Terrorisme au Burkina-Faso :Les solutions de la population pour y faire face ?

Pour cette nouvelle année 2017, le vœu le plus cher des Burkinabé après la santé est la paix pour leur pays, en témoignent les différents souhaits. En vérité, les différentes attaques terroristes perpétrées en 2016, ont attristé plusieurs familles Burkinabé et occasionné plusieurs dégâts.Par ailleurs, cette situation d’insécurité rend incertain l’environnement des affaires et décourage certains investisseurs. Pourtant, le pays des hommes intègres est dans une phase où il a sûrement besoin de financements pour son progrès économique et social.

Il faut donc nécessairement trouver des stratégies plus efficaces afin de contrer ces actes meurtriers. Le gouvernement, la société civile, les forces de défense et de sécurité s’activent pour trouver la « vrai formule  » à même de garantir durablement la sécurité du Burkina-Faso forte de 19 millions d’habitants.
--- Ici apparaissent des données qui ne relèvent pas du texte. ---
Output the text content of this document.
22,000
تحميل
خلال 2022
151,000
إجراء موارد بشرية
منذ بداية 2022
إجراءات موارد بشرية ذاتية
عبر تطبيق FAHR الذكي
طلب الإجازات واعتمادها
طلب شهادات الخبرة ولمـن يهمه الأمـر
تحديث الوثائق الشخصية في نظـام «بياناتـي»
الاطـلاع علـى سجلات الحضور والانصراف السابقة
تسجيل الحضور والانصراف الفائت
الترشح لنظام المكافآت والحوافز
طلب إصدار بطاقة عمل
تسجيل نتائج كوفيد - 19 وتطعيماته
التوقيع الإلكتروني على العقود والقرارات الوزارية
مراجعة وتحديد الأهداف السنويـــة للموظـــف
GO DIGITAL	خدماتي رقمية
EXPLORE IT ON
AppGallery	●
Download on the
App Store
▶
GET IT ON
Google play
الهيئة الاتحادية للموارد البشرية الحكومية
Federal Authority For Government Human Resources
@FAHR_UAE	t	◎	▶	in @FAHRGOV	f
Comment la population appréhende cette situation ?
Refletafrique.net a ouvert son micro à quelques citoyens Burkinabé à Ouagadougou la capitale ce mardi 10 Janvier 2017. Ces derniers déplorent cette insécurité et proposent un certain nombre de mesures pour y faire face. Voyons plutôt cela en parcourant les lignes qui suivent.

Bruno Yameogo : «  il est impératif pour nous de combattre le terrorisme avec la plus grande énergie. Le Burkina Faso est un pays laïc parce qu’il y a un dialogue permanent entre les religions. Ce premier aspect est déjà important donc il faut continuer dans ce sens. Ce qui pourra également nous permettre de faire face aux groupes terroristes, c’est de lutter contre le chômage des jeunes.

Vous êtes sans ignorer qu’avec au moins 200 milles ou 300 milles FCFA, un jeune désespéré n’hésitera pas à collaborer avec des terroristes. Que l’État fasse en sorte que chaque Burkinabé puisse bénéficier des fruits de la croissance. En plus, il faut résoudre la fracture sociale causée par les évènements qui ont conduit la chute du régime Compaoré. En clair, la réconciliation nationale est un élément très essentiel pour empêcher ce phénomène dangereux ».

Souleymane Yanogo,
« C’est de renforcer la sécurité au niveau des frontières. Il faut que les autorités prennent l’affaire à bras le corps. Qu’elles déploient des soldats expérimentés et mette à leurs dispositions les moyens nécessaires pour opérer plus efficacement. Mobiliser plus d’enquêteurs tout en leur facilitant le travail afin de démanteler les personnes suspectées de préparer un acte terroriste. Ces «  bandits  » utilisent certainement des moyens technologiques pour leurs opérations. Cependant il faut des outils technologiques à même de les empêcher (…) ».

Justin Sawadogo :
« Selon moi, pour lutter contre ce phénomène qui endeuille des familles, il faudra en premier lieu repérer et combattre les mains assassines qui le financent. Trouver des stratégies pour la déstabilisation de leurs communications entre eux  ».

Mariam Séré
Il faut l’installation de caméras de surveillance près des différents supermarchés, des restaurants, des hôtels, et des lieux de culte. Je demande aux forces de sécurité de contrôler tout le monde. N’oublions pas qu’il y a aussi des Burkinabé qui malheureusement collaborent parfois avec ces terroristes à cause de l’argent. C’est dommage(…) » !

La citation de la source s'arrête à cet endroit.